Si P.J. hubiera ganado, Joe Kennedy habría sido bautizado con el nombre de Patrick Joseph Kennedy III, pero en el último momento, Mary Augusta decidió llamarle Joseph Patrick. A los que no eran de la familia les explicó que «no quería en casa ningún P.J. pequeño»,1 pero ante la familia, adujo que esta versión del nombre sonaba «menos irlandesa»,2 lo cual fue interpretado como una manera de indicar que ella no estaba dispuesta a que el niño siguiera los pasos del padre.

Las hermanas pequeñas de Joe, Loretta y Margaret, lo trataban como a un príncipe irlandés. Margaret, la más pequeña, atractiva y viva, al punto que más tarde la llamaron «la Chica» de los Kennedy, diría de él:

–Yo lo tenía por un dios.

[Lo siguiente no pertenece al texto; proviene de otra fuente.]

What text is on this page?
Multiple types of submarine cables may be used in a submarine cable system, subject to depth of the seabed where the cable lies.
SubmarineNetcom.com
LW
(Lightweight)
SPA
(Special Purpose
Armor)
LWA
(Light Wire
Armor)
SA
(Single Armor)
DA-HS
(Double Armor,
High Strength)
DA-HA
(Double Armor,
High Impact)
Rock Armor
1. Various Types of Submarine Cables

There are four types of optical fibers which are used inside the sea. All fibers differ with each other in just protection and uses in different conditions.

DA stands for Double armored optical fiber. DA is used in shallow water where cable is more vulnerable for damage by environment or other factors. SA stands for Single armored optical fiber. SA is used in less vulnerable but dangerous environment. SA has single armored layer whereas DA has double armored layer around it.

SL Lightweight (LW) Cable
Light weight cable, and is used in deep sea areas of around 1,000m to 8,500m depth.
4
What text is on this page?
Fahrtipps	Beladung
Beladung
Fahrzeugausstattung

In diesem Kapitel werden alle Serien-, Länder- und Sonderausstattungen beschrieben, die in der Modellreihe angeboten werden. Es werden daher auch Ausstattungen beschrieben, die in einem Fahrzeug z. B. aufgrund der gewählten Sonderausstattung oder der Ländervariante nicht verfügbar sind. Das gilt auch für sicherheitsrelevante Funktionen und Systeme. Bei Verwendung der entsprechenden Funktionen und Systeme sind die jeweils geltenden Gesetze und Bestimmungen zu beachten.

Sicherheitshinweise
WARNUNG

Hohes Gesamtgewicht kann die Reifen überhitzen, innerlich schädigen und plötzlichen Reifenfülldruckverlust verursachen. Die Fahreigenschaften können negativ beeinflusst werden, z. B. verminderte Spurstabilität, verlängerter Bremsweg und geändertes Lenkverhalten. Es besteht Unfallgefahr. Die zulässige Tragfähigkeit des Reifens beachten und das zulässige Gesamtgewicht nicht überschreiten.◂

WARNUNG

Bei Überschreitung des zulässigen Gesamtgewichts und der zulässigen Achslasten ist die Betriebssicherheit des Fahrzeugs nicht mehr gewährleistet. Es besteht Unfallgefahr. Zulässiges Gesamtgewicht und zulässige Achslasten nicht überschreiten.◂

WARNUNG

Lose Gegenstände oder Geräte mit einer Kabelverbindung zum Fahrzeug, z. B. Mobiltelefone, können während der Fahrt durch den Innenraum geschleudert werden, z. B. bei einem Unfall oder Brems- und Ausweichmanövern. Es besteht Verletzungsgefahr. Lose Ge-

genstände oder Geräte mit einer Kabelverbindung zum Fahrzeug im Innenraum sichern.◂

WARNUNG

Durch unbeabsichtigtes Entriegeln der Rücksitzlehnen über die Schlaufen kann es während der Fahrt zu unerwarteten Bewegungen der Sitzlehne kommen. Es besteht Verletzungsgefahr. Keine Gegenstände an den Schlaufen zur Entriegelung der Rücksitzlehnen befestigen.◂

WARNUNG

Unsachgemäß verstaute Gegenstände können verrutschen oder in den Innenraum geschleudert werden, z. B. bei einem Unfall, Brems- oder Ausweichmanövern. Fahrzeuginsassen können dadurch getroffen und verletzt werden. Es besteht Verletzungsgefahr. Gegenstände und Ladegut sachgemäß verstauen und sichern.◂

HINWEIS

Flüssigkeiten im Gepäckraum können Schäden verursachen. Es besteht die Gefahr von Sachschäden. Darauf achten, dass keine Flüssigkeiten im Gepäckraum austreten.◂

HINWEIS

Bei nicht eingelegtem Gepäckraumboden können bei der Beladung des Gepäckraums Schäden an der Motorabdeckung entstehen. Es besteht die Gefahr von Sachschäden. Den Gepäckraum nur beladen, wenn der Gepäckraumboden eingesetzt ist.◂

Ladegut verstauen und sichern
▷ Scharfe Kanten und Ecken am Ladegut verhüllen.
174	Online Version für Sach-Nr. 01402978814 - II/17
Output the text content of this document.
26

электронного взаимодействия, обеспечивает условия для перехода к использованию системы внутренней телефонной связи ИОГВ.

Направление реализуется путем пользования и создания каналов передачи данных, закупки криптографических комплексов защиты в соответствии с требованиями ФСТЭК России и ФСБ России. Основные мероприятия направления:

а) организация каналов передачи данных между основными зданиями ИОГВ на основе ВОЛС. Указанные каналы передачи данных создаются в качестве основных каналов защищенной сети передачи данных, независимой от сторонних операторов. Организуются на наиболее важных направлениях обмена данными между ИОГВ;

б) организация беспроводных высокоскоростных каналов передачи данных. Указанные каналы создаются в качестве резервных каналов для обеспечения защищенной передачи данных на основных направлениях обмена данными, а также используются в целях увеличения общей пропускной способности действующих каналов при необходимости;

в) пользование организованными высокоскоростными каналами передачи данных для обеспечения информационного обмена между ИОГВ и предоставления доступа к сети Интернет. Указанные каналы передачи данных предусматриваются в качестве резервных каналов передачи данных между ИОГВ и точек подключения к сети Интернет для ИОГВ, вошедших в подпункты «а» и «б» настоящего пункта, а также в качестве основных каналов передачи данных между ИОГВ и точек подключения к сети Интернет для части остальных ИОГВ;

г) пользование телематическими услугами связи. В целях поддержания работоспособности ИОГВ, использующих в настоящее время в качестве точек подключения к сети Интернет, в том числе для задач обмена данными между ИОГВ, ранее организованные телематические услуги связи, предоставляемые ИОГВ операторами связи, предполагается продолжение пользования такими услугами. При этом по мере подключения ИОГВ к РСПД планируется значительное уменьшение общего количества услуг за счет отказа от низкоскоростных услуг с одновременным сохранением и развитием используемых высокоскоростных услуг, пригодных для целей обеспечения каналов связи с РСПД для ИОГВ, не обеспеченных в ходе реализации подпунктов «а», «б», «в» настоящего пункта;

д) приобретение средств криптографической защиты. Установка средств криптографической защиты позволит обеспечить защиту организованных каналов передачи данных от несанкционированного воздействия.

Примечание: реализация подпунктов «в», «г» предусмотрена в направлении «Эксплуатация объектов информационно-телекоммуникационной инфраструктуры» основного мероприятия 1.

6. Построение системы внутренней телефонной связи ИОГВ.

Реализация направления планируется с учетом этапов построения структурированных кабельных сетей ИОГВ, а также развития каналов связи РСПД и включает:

Temblaba con que sólo me pidiera que le guardara algo, lo que fuera, con tal de que se fijara en mí.3

A Loretta siempre le impresionó la autoridad que su hermano, desde niño, asumía en la familia. Tiempo después, contó a un periodista cazador de anécdotas que unas navidades había sufrido una crisis religiosa cuando al bajar las escaleras vio que le habían traído exactamente la muñeca que quería, pero comprendió que era demasiado grande para que San Nicolás la hubiera metido por la chimenea. Al planteárselo a P.J., éste se encogió de hombros y miró a otra parte, pero enseguida intervino Joe diciéndole que San Nicolás tenía una varita mágica con la que aumentaba o disminuía el tamaño de las cosas, y así siguió creyendo otro año más.4

Pero quien dominó la juventud de Joe fue Mary Augusta:5 Lo llamaba «mi Joe» y monopolizaba, posesiva, su tiempo, apremiándolo con los deberes y repitiéndole continuamente que el tío John había ido a Harvard. Su firme mirada de reprimenda –«el aire Hickey»,6 como lo denominaba el resto de la familia– era lo que estimulaba a Joe, y fue ella quien formó su ambivalente actitud respecto a su pasado irlandés. La madre se sentía orgullosa del nivel social logrado con la actividad política de P.J., pero era consciente de que para la gente «bien» –los bostonianos que se apartaban de los irlandeses, como si fueran apestados–, la política se había convertido en una profesión poco honrosa. Ella quería que Joe «fuera alguien» de un modo que su marido no había conseguido, pese a su posición en la jerarquía de los irlandeses de Boston. Correspondiendo a las ambiciones de su madre, Joe volvía corriendo a mediodía desde la escuela parroquial para comer en casa con ella. Cuando ya el hijo era un joven con futuro en la comunidad de Boston, Mary Augusta recordaría feliz:

–Me echaba de menos. Me echaba de menos, y por eso volvía corriendo a casa para verme.7

Sin embargo, por ambivalente que Mary Augusta pudiera ser, la política seguía siendo la principal realidad en la vida de los Kennedy y ocupaba un lugar nada desdeñable en las primeras experiencias de Joe: era como el aire que respiraba. Su crianza fue un sinfín de bailes de sociedad, bodas, velatorios y reuniones de distrito: lugares de reunión de los electores y la comunidad. Al 165 de Webster Street acudía un desfile constante de suplicantes.8 Al principio, al oír las llamadas en la puerta, Mary Augusta decía:

–Diles que estamos comiendo.

Pero P.J. se levantaba pausadamente, limpiándose el bigote y replicaba:

–No; voy a recibirlos.

Se le oía llegar al vestíbulo y, luego, un murmullo de conversación en el pasillo; al poco rato, asomaba la cabeza por la puerta del comedor mientras se ponía el abrigo y el sombrero:

–Seguid sin mí.

Más adelante, ella se preocupaba de que tuviera siempre un traje preparado, por si lo esperaba algún compromiso por la tarde; se aseguraba también de que el cocinero tuviera hecho un sancocho de almejas con picatostes para cuando volviera a casa. A veces, Joe acompañaba a su padre, y no olvidaría nunca aquel día de elecciones en que paseaban juntos y, de repente, se les acercó un lugarteniente de la organización paterna para manifestarle, orgulloso, que ya había votado 128 veces.